PREMISSA 7 – FORTALECER A INOVAÇÃO COM VIÉS DE CLIENTE
Por que os clientes compram nossos produtos? Que “tarefas” eles esperam que os produtos realizem para resolver seus problemas? Essas perguntas deveriam orientar projetos de inovação nas empresas. Mas nem sempre é assim. Casos de inovações mal sucedidas são frequentes, as estatísticas não mentem. Por que isso acontece?
O motivo é evidente. Tem a ver com um foco vicioso em produto. Vou explicar. Muitas empresas caem na cilada de inovar com um olhar obcecado nos atributos técnicos do produto, e acabam não focando em soluções para os problemas reais do cliente. O viés técnico é uma lógica do mundo da empresa. Como afirmou o Prof. Theodore Levitt, em seu clássico livro “A Imaginação em Marketing” (1983): “Na verdade, as pessoas não compram gasolina. Elas não podem vê-la, prova-la, senti-la, avalia-la ou realmente testa-la. O que elas compram é o direito de continuar dirigindo seus carros”.
Inovar com viés de cliente tem a ver com entender as tarefas do produto. Como elas contribuem para o “progresso” do cliente? É preciso ir além do funcional e identificar as tarefas operacionais, sociais ou emocionais que o produto pode desempenhar para o cliente. Um carro pode entregar muitos benefícios (status, modernidade, segurança, etc.), além de atender a necessidade genérica de transporte. Atender necessidades genéricas não leva a inovações.
O conceito de tarefas vem da teoria conhecida como “Jobs To Be Done” (JTBD), pesquisada pelo Prof. Clayton Christensen. Em seu livro “Muito Além da Sorte: Processos Inovadores Para Entender o Que os Clientes Querem” (2016), Christensen define uma tarefa como “o progresso que uma pessoa está tentando fazer em determinada circunstância”. E acrescenta: “A escolha da palavra ‘progresso’ é premeditada. Ela representa movimento em direção a uma meta ou aspiração”. Identificar as tarefas dos produtos abre novos rumos para a inovação. Inovar pode ser um processo menos randômico.
Sim, sabemos que toda inovação carrega incertezas, envolve riscos e erros. Explorar o novo é bem mais arriscado que melhorar o mesmo. Mas quando o olhar do inovador é desviado do produto para o cliente, os resultados serão mais certeiros.
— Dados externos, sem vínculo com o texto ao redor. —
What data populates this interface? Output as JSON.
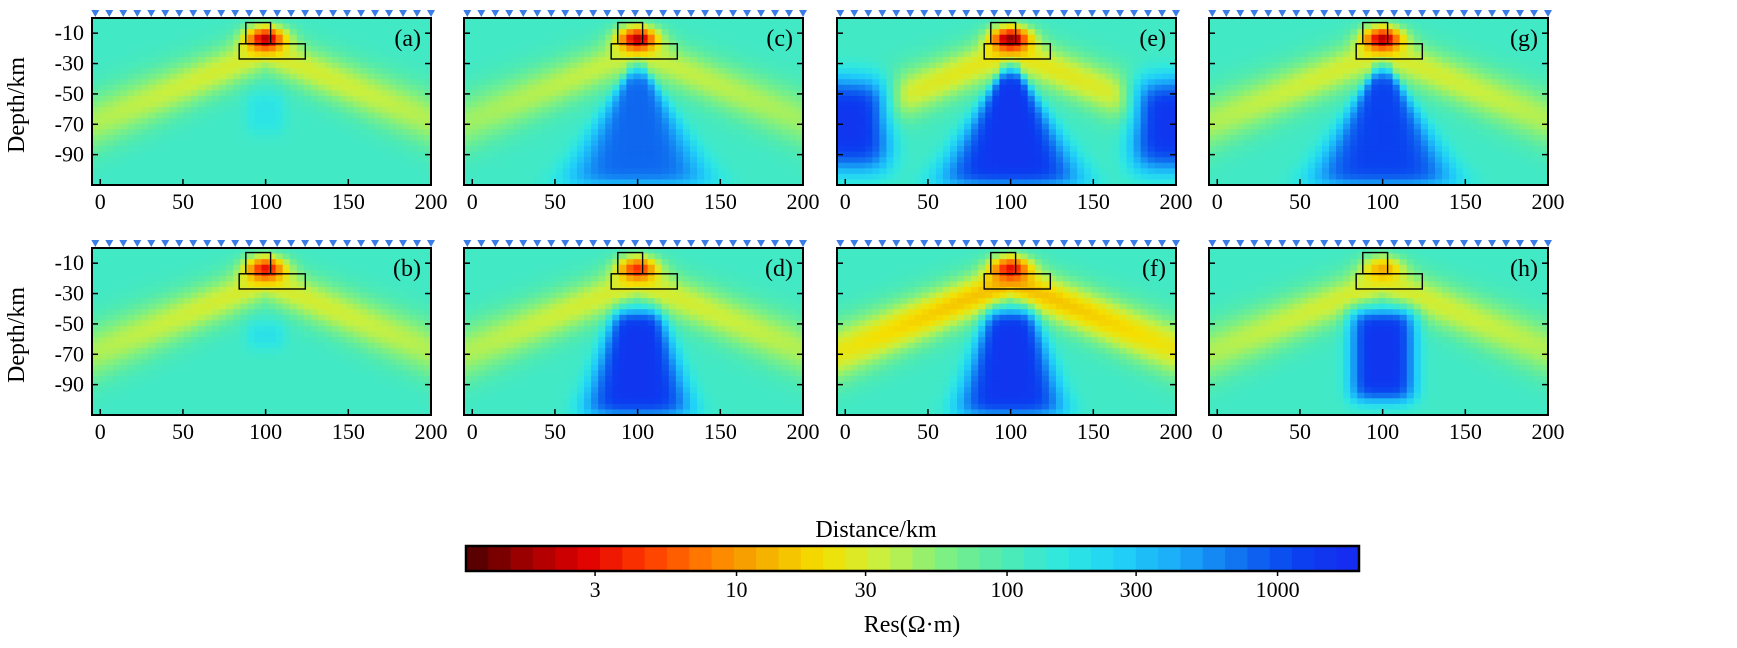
{
  "figure": {
    "xlabel": "Distance/km",
    "ylabel": "Depth/km",
    "colorbar_label": "Res(Ω·m)",
    "colorbar_ticks": [
      {
        "value": 3,
        "label": "3"
      },
      {
        "value": 10,
        "label": "10"
      },
      {
        "value": 30,
        "label": "30"
      },
      {
        "value": 100,
        "label": "100"
      },
      {
        "value": 300,
        "label": "300"
      },
      {
        "value": 1000,
        "label": "1000"
      }
    ],
    "colorbar_range": [
      1,
      2000
    ],
    "colorbar_colors": [
      "#4a0000",
      "#a00000",
      "#e00000",
      "#ff3a00",
      "#ff7a00",
      "#f5b000",
      "#f5e000",
      "#c8f040",
      "#80f080",
      "#50eab0",
      "#30e8e0",
      "#20d0f8",
      "#1aa8f8",
      "#1070f0",
      "#0a40f0",
      "#1828f0"
    ]
  },
  "chart_data": [
    {
      "type": "heatmap",
      "panel": "(a)",
      "xlim": [
        -5,
        200
      ],
      "ylim": [
        0,
        -110
      ],
      "xticks": [
        0,
        50,
        100,
        150,
        200
      ],
      "yticks": [
        -10,
        -30,
        -50,
        -70,
        -90
      ],
      "features": {
        "conductor_peak_res": 2,
        "lateral_band_res": 30,
        "deep_body_res": 180,
        "side_bodies_res": null,
        "deep_body_shape": "small",
        "max_depth": -75
      }
    },
    {
      "type": "heatmap",
      "panel": "(b)",
      "xlim": [
        -5,
        200
      ],
      "ylim": [
        0,
        -110
      ],
      "xticks": [
        0,
        50,
        100,
        150,
        200
      ],
      "yticks": [
        -10,
        -30,
        -50,
        -70,
        -90
      ],
      "features": {
        "conductor_peak_res": 3,
        "lateral_band_res": 30,
        "deep_body_res": 200,
        "side_bodies_res": null,
        "deep_body_shape": "small",
        "max_depth": -65
      }
    },
    {
      "type": "heatmap",
      "panel": "(c)",
      "xlim": [
        -5,
        200
      ],
      "ylim": [
        0,
        -110
      ],
      "xticks": [
        0,
        50,
        100,
        150,
        200
      ],
      "yticks": [
        -10,
        -30,
        -50,
        -70,
        -90
      ],
      "features": {
        "conductor_peak_res": 2,
        "lateral_band_res": 35,
        "deep_body_res": 800,
        "side_bodies_res": null,
        "deep_body_shape": "wide",
        "max_depth": -110
      }
    },
    {
      "type": "heatmap",
      "panel": "(d)",
      "xlim": [
        -5,
        200
      ],
      "ylim": [
        0,
        -110
      ],
      "xticks": [
        0,
        50,
        100,
        150,
        200
      ],
      "yticks": [
        -10,
        -30,
        -50,
        -70,
        -90
      ],
      "features": {
        "conductor_peak_res": 4,
        "lateral_band_res": 30,
        "deep_body_res": 1500,
        "side_bodies_res": null,
        "deep_body_shape": "dome",
        "max_depth": -110
      }
    },
    {
      "type": "heatmap",
      "panel": "(e)",
      "xlim": [
        -5,
        200
      ],
      "ylim": [
        0,
        -110
      ],
      "xticks": [
        0,
        50,
        100,
        150,
        200
      ],
      "yticks": [
        -10,
        -30,
        -50,
        -70,
        -90
      ],
      "features": {
        "conductor_peak_res": 1.5,
        "lateral_band_res": 25,
        "deep_body_res": 1500,
        "side_bodies_res": 1500,
        "deep_body_shape": "wide",
        "max_depth": -110
      }
    },
    {
      "type": "heatmap",
      "panel": "(f)",
      "xlim": [
        -5,
        200
      ],
      "ylim": [
        0,
        -110
      ],
      "xticks": [
        0,
        50,
        100,
        150,
        200
      ],
      "yticks": [
        -10,
        -30,
        -50,
        -70,
        -90
      ],
      "features": {
        "conductor_peak_res": 3,
        "lateral_band_res": 15,
        "deep_body_res": 1500,
        "side_bodies_res": null,
        "deep_body_shape": "dome",
        "max_depth": -110
      }
    },
    {
      "type": "heatmap",
      "panel": "(g)",
      "xlim": [
        -5,
        200
      ],
      "ylim": [
        0,
        -110
      ],
      "xticks": [
        0,
        50,
        100,
        150,
        200
      ],
      "yticks": [
        -10,
        -30,
        -50,
        -70,
        -90
      ],
      "features": {
        "conductor_peak_res": 2,
        "lateral_band_res": 30,
        "deep_body_res": 1200,
        "side_bodies_res": null,
        "deep_body_shape": "wide",
        "max_depth": -110
      }
    },
    {
      "type": "heatmap",
      "panel": "(h)",
      "xlim": [
        -5,
        200
      ],
      "ylim": [
        0,
        -110
      ],
      "xticks": [
        0,
        50,
        100,
        150,
        200
      ],
      "yticks": [
        -10,
        -30,
        -50,
        -70,
        -90
      ],
      "features": {
        "conductor_peak_res": 12,
        "lateral_band_res": 30,
        "deep_body_res": 1500,
        "side_bodies_res": null,
        "deep_body_shape": "blob",
        "max_depth": -100
      }
    }
  ],
  "overlay": {
    "upper_box": {
      "x0": 88,
      "x1": 103,
      "y0": -3,
      "y1": -17
    },
    "lower_box": {
      "x0": 84,
      "x1": 124,
      "y0": -17,
      "y1": -27
    },
    "stations": {
      "start": -3,
      "end": 200,
      "count": 25,
      "depth": -1
    }
  }
}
O conceito “inovação dirigida por resultados” (“outcome-driven innovation”) é anterior ao conceito JTBD. Foi explorado por Anthony Ulwick, em seu primeiro livro: “What Customers Want: Using Outcome-Driven Innovation To Create Breakthrough Products and Services” (2005). Ulwick publicou outro livro, em 2016: “Jobs to Be Done: Theory to Practice”. Ambos são referências seminais para quem quer se aprofundar no tema.
Com a temática sobre inovação, completamos as premissas da CC. Terminar o artigo com essa abordagem é um sinal estratégico. A centralidade no cliente por si não garante a perenidade de nenhum negócio. É preciso ter aspiração e competências para inovar. Mercados e clientes mudam sem parar. Por isso mesmo, colocar o cliente no centro do negócio não é um retrato, mas um filme com enredo bem dinâmico. É uma jornada de transformação da empresa. Sempre.